Симонсон — это другой, не русский, а уж всемирный христианин или, как он сам себя называет, «мировой фагоцит». — «У него, — говорит Л. Толстой, — на все практические дела были свои теории: были правила, сколько надо часов работать, сколько отдыхать, как питаться, как одеваться, как топить печи, как освещаться». Например, печку топит он не так, как люди «старого языческого миропонимания», а по особенной теории «наименьшей потери тепловой энергии». Для брака точно так же у него «своя теория, состоящая в том, что размножение людей есть только низшая функция человека, высшая же состоит в служении уже существующему живому».
Он находил подтверждение этой мысли в существовании фагоцитов в крови. Холостые люди, по его мнению, были те же фагоциты, назначение которых состояло в помощи слабым, больным частям организма. Он признавал себя так же, как и Марью Павловну (еще христианка в том же машинном американском роде), «мировыми фагоцитами».
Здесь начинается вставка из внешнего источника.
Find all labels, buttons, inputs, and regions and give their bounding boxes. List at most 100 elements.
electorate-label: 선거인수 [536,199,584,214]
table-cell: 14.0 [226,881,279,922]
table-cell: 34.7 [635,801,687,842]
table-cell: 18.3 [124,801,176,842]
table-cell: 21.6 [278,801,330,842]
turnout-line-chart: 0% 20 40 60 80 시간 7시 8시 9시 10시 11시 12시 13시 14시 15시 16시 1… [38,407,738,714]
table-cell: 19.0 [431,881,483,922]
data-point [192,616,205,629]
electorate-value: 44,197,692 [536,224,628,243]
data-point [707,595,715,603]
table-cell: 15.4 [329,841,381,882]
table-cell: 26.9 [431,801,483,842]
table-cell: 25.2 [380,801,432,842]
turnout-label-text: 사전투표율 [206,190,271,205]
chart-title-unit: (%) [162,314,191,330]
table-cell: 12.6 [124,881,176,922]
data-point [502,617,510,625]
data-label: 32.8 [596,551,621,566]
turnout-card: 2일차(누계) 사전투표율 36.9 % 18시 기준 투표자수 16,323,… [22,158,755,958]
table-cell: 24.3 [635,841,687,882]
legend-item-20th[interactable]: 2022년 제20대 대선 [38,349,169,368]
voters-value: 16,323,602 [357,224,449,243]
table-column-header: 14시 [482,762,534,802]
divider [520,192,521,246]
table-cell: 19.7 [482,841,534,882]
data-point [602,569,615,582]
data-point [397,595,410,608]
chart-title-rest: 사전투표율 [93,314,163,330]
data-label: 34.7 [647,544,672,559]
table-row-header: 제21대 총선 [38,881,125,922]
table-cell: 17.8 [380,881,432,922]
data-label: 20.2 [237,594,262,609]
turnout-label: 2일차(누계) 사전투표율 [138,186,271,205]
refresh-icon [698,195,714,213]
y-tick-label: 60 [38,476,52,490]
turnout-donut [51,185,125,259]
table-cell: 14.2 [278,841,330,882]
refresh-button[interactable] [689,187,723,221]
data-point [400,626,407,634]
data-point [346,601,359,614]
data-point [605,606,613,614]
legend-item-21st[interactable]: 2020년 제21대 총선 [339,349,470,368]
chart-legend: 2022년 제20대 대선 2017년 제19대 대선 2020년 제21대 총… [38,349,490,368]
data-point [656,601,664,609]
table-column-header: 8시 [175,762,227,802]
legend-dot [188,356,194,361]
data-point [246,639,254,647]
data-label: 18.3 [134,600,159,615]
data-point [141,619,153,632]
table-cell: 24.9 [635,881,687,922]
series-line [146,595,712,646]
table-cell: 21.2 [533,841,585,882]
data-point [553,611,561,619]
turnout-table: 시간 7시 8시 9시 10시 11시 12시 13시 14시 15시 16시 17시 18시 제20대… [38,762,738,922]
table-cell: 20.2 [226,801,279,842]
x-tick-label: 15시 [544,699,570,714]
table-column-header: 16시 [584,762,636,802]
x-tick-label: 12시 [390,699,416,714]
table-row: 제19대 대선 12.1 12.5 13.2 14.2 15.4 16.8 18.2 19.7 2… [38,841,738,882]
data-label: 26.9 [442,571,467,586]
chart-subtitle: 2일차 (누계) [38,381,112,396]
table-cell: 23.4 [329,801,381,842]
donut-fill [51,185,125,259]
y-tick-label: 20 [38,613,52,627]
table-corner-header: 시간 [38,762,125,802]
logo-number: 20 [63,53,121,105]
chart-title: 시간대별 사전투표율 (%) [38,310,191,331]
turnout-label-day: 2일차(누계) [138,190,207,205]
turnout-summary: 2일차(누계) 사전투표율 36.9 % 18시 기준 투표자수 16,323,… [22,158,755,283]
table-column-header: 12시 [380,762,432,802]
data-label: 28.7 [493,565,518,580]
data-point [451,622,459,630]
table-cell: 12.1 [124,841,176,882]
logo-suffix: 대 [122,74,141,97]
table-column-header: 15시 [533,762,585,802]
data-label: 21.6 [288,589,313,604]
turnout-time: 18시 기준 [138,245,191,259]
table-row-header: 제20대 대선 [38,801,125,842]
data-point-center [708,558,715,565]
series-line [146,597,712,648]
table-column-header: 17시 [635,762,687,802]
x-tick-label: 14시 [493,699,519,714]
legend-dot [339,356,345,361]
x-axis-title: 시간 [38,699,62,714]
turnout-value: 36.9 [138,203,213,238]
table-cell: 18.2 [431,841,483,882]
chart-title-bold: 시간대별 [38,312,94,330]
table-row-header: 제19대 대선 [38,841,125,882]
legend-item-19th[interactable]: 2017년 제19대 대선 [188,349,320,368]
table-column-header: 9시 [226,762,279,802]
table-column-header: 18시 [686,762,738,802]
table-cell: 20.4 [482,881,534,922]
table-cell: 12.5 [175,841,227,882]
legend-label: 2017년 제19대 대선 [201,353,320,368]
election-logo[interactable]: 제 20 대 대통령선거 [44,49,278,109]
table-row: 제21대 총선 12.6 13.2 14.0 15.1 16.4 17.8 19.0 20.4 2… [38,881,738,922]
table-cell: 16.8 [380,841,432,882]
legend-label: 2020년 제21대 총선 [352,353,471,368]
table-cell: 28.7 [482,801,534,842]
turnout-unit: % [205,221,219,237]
К этой галерее принадлежит и другая безымянная парочка — англичанин и купец-золотопромышленник. «Англичанин — здоровый, румяный человек, очень дурно говорящий по-французски, но замечательно и ораторски внушительно по-английски, многое видел и был интересен своими рассказами об Америке, Индии, Японии и Сибири. Молодой купец-золотопромышленник, сын мужика, в сшитой в Лондоне фрачной паре, с бриллиантовыми запонками, имевший большую библиотеку, жертвовавший много на благотворительность и державшийся европейски-либеральных убеждений, был приятен и интересен Нехлюдову (кажется, он приятен не только Нехлюдову, но и самому автору), представляя из себя совершенно новый и хороший тип образованного прививка на здоровом мужицком дичке». Так вот последнее культурное воплощение толстовского христианства — капиталист-благотворитель в безукоризненной фрачной паре, с европейски-либеральными убеждениями, бриллиантовыми запонками и, по всей вероятности, так же, как его земляк, «румяный англичанин», с дешевыми Евангелиями в походном мешке для раздачи русским каторжным, на которых оба смотрят, как миссионеры на дикарей Центральной Африки. Неужели это не пародия? Неужели мог это написать творец «Анны Карениной»? Тут ведь не только в неожиданном со стороны анархиста Льва Толстого сочувствии к этому «прививку» буржуазной, европейской, будто бы, «культурности», в действительности, кажется, европейского варварства, на мужицком, будто бы, в действительности, кажется, опять-таки на лакейском «дичке», тут, я говорю, не только в чувствах, в мыслях, но уже и в самом языке, в чрезвычайной развязности, с какою все это говорится, есть нечто отзывающееся романами Боборыкина.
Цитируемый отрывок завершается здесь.